Trotsky e os seus camaradas da Oposição de Esquerda da altura não só escrevem, como se batem para ajudar a impedir a vitória do nacional-socialismo. Num dos seus numerosos textos, Trotsky, tentando compreender o carácter geral do fenómeno, dá uma definição do fascismo: “O fascismo não é um mero sistema de repressão, de violência e de terror policial. O fascismo é um sistema de Estado específico, assente na extirpação de todos os elementos de democracia proletária existentes na sociedade burguesa.

O que caracteriza o fascismo é que, com ele, é preciso extirpar, aniquilar tudo o que o movimento operário impôs à sociedade burguesa: os sindicatos, partidos, contratos colectivos, direitos colectivos. Trotsky refere que “a tarefa do fascismo não é apenas esmagar a vanguarda comunista; é manter a classe como um todo numa situação de atomização forçada.” O termo atomização é importante: os laços colectivos, tal como se manifestam na existência de sindicatos e partidos e que fazem com que a classe operária seja uma classe consciente, têm de ser reduzidos a estilhas. Cada operário é reduzido à sua situação individual face ao capital, numa relação de exploração.

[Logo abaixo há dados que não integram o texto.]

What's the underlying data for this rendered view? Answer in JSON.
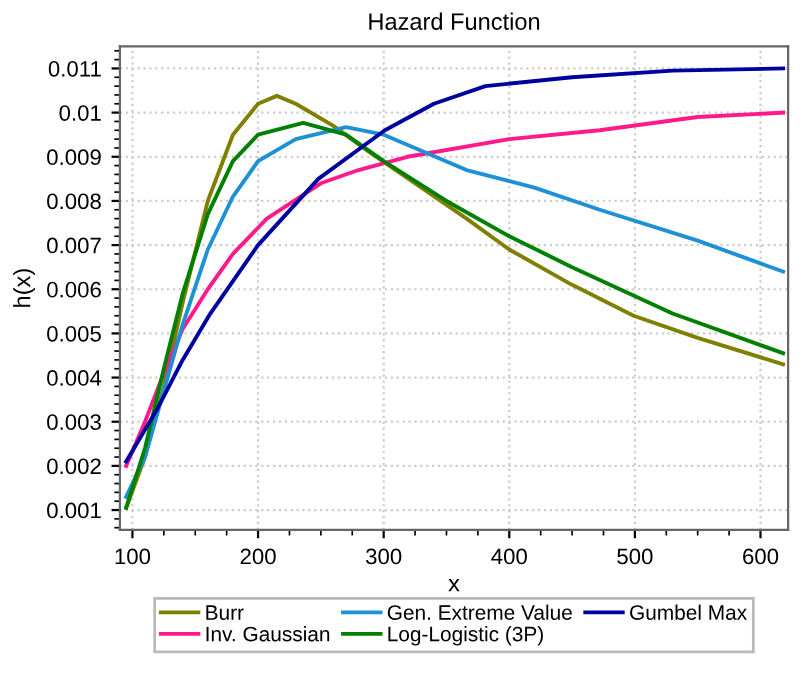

É essa a função do fascismo. Não chega exterminar fisicamente a camada mais revolucionária dos operários. É preciso esmagar todas as organizações livres e independentes, destruir todas as bases de apoio da classe operária, aniquilar o resultado de três quartos de século de trabalho do movimento operário. O fascismo não é simplesmente um regime autoritário, não é simplesmente um regime totalitário, não é simplesmente um regime repressivo. É tudo isso; mas é, especificamente, um regime que tem a função de reduzir a nada os laços organizados entre os trabalhadores; de reduzir a nada todas as formas de organização da classe operária; e, naturalmente, para esse efeito, de reduzir também a nada toda a democracia, toda a liberdade de expressão, todas as formas de organização democrática.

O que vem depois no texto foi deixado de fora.